Bu iyi gitmedi. “Sanırım söyledikleriniz doğru, ancak normalde insanların dans ederken sohbet etmeleri bekleniyor. Aksi halde, kaçınılması gereken dedikodular yaratılır.”

“Toplumun benim hakkımda ne düşündükleri umurumda değil.”

“Kaybedilmiş bir ün’ün felaketinin boyutlarını anlamayan biri gibi konuştunuz. En kötü skandalların ortasında olsanız aynı şeyi söyleyecek misiniz diye merak ediyorum.”

Kaşlarını çattı. “böyle bir felaketın içinde olmaya niyetim olmadığından, ne demek istediğinizi anlayamıyorum.”

“Hiç kimse isteyerek, toplumun dedikodu konusu olmuyor. Skandalın esası budur. İnsanlar, en ummadıkları zamanda sorun bulurlar. Hiç kimse isteyerek lekelenmeyi seçmiyor ki.”

“Öyle olabilir,” kendini beğenmişcesine yanıtladı. “Bu zavallı ahmaklardan biri olmayacağım asla. İşlerimin gizliliğinde iyi kontrolüm vardır.”

Bu sözcüklerle, kaderini mühürledi. Bir gün gelecek, Helena ona bu kelimeleri yutturacaktı. Gerçekleşmesi için yeterince sabırlıydı. Kiminle dans ettiğinden hiç haberi yoktu-hiç kimse gerçekten bilmiyordu. Ateşli bir gülümsemeyle dudaklarını kaldırdı. “Lordum. Umarım öyledir. Asla skandal sayfalarında seni okumak istemem.

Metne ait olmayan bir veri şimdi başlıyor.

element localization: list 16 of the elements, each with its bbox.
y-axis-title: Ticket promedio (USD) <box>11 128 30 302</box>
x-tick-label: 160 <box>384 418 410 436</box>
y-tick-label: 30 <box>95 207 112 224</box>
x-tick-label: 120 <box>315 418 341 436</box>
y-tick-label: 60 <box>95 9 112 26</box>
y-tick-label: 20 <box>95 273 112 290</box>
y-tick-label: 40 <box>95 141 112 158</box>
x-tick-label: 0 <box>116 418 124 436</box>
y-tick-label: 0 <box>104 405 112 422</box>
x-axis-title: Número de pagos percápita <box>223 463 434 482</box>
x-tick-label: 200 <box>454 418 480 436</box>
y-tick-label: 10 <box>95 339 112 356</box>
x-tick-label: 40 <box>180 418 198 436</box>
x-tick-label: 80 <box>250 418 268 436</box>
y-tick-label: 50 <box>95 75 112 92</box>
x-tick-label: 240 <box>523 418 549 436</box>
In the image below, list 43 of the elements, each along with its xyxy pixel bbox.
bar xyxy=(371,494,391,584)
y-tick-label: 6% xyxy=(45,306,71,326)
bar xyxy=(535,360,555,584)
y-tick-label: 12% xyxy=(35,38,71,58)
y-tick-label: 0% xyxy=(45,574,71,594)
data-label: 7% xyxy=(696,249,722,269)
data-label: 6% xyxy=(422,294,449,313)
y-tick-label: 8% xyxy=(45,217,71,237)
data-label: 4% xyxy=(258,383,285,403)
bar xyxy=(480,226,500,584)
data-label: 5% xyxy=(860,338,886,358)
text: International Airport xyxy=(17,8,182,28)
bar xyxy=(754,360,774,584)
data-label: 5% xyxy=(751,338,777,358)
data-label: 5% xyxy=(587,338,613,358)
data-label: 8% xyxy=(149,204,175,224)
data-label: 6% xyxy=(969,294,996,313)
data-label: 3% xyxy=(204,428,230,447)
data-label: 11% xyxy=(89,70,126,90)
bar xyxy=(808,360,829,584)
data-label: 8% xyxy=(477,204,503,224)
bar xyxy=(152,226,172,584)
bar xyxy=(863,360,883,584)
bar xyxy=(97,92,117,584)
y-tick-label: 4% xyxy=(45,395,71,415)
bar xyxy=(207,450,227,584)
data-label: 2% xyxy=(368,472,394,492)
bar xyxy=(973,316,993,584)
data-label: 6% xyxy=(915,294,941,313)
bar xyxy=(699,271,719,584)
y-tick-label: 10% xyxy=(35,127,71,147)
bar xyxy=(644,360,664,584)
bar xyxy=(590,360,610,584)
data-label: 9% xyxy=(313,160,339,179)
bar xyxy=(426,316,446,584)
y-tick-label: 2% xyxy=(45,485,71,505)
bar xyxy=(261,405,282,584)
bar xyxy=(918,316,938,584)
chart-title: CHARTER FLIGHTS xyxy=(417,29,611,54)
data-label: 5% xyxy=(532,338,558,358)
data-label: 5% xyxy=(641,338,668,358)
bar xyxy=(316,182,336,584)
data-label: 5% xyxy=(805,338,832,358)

Özellikle kardeşimin arkadaşı olmaya devam edersen.”

“Neyi ima ediyorsun burda?”

“Hiçbirşey,” endişe etmemesini sağlamaya çalıştı. “Size en iyi dileklerimi ve onlara eşlik eden her ne varsa sunuyorum. Lucas’ın en iyi arkadaşının sarsılmasından nefret ederdim - o kadar.”

Lanet olsun ona ve onun yakışıklı yüzüne. Bu iğrenç tavra sahip olmasaydı, yüzüne yakışan bir huyu olsaydı keşke. Memnuniyetle, dans sona erdi ve erkek kardeşinin yanına geri döndüler.

“Haydi, şimdi o kart oyunu bulalım,” Dedi Lucas. “Ama burda değil, Külüp daha eğlenceli olur.”

Dashville başıyla onayladı. “Katılıyorum.”

“İzninizle” demeden ikisi de Helena’nın yanından ve balodan ayrıldı. “Burdan hızlıca kaç, beyefendi. Bekçi veya öyle birşeye ihtiyacım olduğundan değil.” Helena içini çekti. Yarın daha güzel ve aydın bir gün olacaktı, ve onun projesi için yeni malzemesi vardı. Dashville’i fırtınalı bir uyanış bekliyordu.